In small RAID sets, the performance limitation might be the drive transfer rate. Therefore, selecting a drive that excels in this area makes sense. In large RAID sets, or with large numbers of drives behind a single controller, the limiting factor is likely to be the RAID engine or the SAN interface technology rather than raw disk speed. So, drives may be chosen based on other factors such as cost, density or reliability.
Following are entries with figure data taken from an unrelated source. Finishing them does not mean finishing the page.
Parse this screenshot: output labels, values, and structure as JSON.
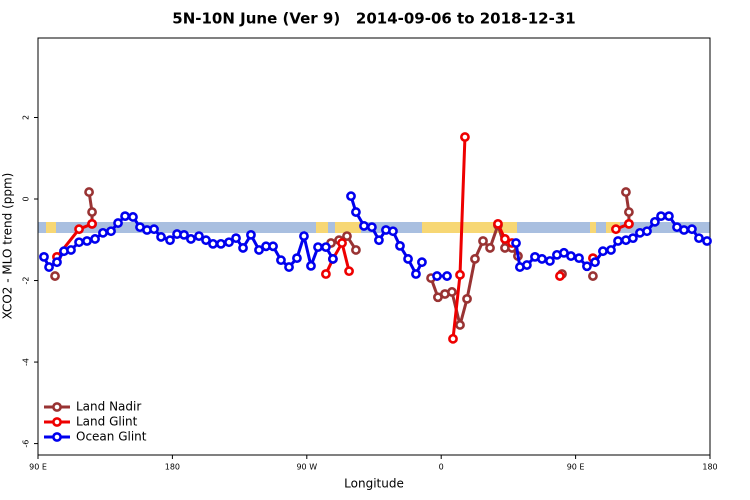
{
  "chart_data": {
    "type": "line",
    "title": "5N-10N June (Ver 9)   2014-09-06 to 2018-12-31",
    "x_label": "Longitude",
    "y_label": "XCO2 - MLO trend (ppm)",
    "xlim": [
      90,
      540
    ],
    "ylim": [
      -6.28,
      3.95
    ],
    "xticks": [
      {
        "value": 90,
        "label": "90 E"
      },
      180,
      {
        "value": 270,
        "label": "90 W"
      },
      {
        "value": 360,
        "label": "0"
      },
      {
        "value": 450,
        "label": "90 E"
      },
      {
        "value": 540,
        "label": "180"
      }
    ],
    "yticks": [
      -6,
      -4,
      -2,
      0,
      2
    ],
    "legend": "bottom-left",
    "series": [
      {
        "name": "Land Nadir",
        "color": "#993333",
        "x": [
          101.4,
          null,
          124.2,
          126.2,
          126.2,
          null,
          286.2,
          291.6,
          296.9,
          302.9,
          null,
          353.2,
          357.8,
          362.5,
          367.2,
          372.6,
          377.3,
          382.6,
          388.0,
          392.7,
          398.0,
          402.7,
          407.4,
          411.4,
          null,
          440.9,
          null,
          461.6,
          null,
          483.7,
          485.7,
          485.7
        ],
        "values": [
          -1.89,
          null,
          0.17,
          -0.32,
          -0.61,
          null,
          -1.08,
          -1.01,
          -0.91,
          -1.25,
          null,
          -1.94,
          -2.41,
          -2.33,
          -2.28,
          -3.09,
          -2.45,
          -1.47,
          -1.03,
          -1.2,
          -0.64,
          -1.2,
          -1.2,
          -1.4,
          null,
          -1.84,
          null,
          -1.89,
          null,
          0.17,
          -0.32,
          -0.61
        ]
      },
      {
        "name": "Land Glint",
        "color": "#ee0000",
        "x": [
          102.7,
          117.5,
          126.2,
          null,
          282.8,
          287.5,
          293.6,
          298.3,
          null,
          367.9,
          372.6,
          375.9,
          null,
          398.0,
          402.7,
          407.4,
          null,
          439.5,
          null,
          461.6,
          null,
          477.0,
          485.7
        ],
        "values": [
          -1.42,
          -0.74,
          -0.61,
          null,
          -1.84,
          -1.47,
          -1.08,
          -1.77,
          null,
          -3.43,
          -1.86,
          1.52,
          null,
          -0.61,
          -0.98,
          -1.08,
          null,
          -1.89,
          null,
          -1.45,
          null,
          -0.74,
          -0.61
        ]
      },
      {
        "name": "Ocean Glint",
        "color": "#0000ee",
        "x": [
          94.0,
          97.4,
          102.7,
          107.4,
          112.1,
          117.5,
          122.8,
          128.2,
          133.5,
          138.9,
          143.6,
          148.3,
          153.6,
          158.3,
          163.0,
          167.7,
          172.4,
          178.4,
          183.1,
          187.8,
          192.4,
          197.8,
          202.5,
          207.2,
          212.5,
          217.9,
          222.6,
          227.3,
          232.6,
          238.0,
          242.7,
          247.4,
          252.7,
          258.1,
          263.4,
          268.1,
          272.8,
          277.5,
          282.8,
          287.5,
          null,
          299.6,
          302.9,
          308.3,
          313.6,
          318.3,
          323.0,
          327.7,
          332.4,
          337.8,
          343.1,
          347.1,
          null,
          357.2,
          363.9,
          null,
          410.1,
          412.7,
          417.4,
          422.8,
          427.5,
          432.8,
          437.5,
          442.2,
          446.9,
          452.3,
          457.6,
          463.0,
          468.3,
          473.7,
          478.4,
          483.7,
          488.4,
          493.1,
          497.8,
          503.1,
          507.2,
          512.5,
          517.9,
          522.6,
          527.9,
          532.6,
          538.0
        ],
        "values": [
          -1.42,
          -1.67,
          -1.55,
          -1.28,
          -1.25,
          -1.06,
          -1.03,
          -0.98,
          -0.83,
          -0.79,
          -0.59,
          -0.42,
          -0.44,
          -0.69,
          -0.76,
          -0.74,
          -0.93,
          -1.01,
          -0.86,
          -0.88,
          -0.98,
          -0.91,
          -1.01,
          -1.1,
          -1.1,
          -1.06,
          -0.96,
          -1.2,
          -0.88,
          -1.25,
          -1.16,
          -1.16,
          -1.5,
          -1.67,
          -1.45,
          -0.91,
          -1.64,
          -1.18,
          -1.18,
          -1.47,
          null,
          0.07,
          -0.32,
          -0.66,
          -0.69,
          -1.01,
          -0.76,
          -0.79,
          -1.15,
          -1.47,
          -1.84,
          -1.55,
          null,
          -1.89,
          -1.89,
          null,
          -1.08,
          -1.67,
          -1.62,
          -1.42,
          -1.47,
          -1.52,
          -1.37,
          -1.32,
          -1.4,
          -1.45,
          -1.65,
          -1.55,
          -1.28,
          -1.25,
          -1.03,
          -1.01,
          -0.96,
          -0.83,
          -0.79,
          -0.56,
          -0.42,
          -0.42,
          -0.69,
          -0.76,
          -0.74,
          -0.96,
          -1.03
        ]
      }
    ]
  }
}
Power requirements for 7200 RPM drives are much less than 10,000 RPM or 15,000 RPM drives on a per-GB basis, especially when MAID technology can be used to further reduce power consumption of intermittently or lightly loaded arrays. Video applications often have extended periods of inactivity for some or all of the arrays, so it is an ideal candidate for power savings in this scenario.
6. Sweat the Small Stuff.
Pay close attention to how your vendor treats the subject of hard drives. In the quest for bigger profits, many are moving to a logistics model where the drives are not tested in the storage array until it arrives at the customer site. Others are phasing out the rigorous qualification and ongoing screening process that once was commonplace. Some no longer perform specific qualification checks between drive hardware and firmware revisions, and the hardware and firmware revisions of all the components of the storage array. This is a recipe for disaster, especially with large numbers of drives at a site.
You want to make sure the disk drives you are getting are “enterprise-class,” not consumer grade. Enterprise-class disk drives are those that pass the manufacturer’s highest quality and reliability tests. Frequently new drive technology appears in consumer products before they are released in storage systems designed for data centers, and rightly so. Ask about how the drives have been tested and what quality standards are in place.
Look Past the Hype
There are many considerations when selecting the right drive type for your environment. Don’t let market hype sell you on something just because it’s today’s fad. These six tips can help you sort through some of the confusion. Be clear on your requirements and on the drives, interfaces, price/GB, and finally, reliability available in what you select. Then you are in a better position to make the right choice for your needs.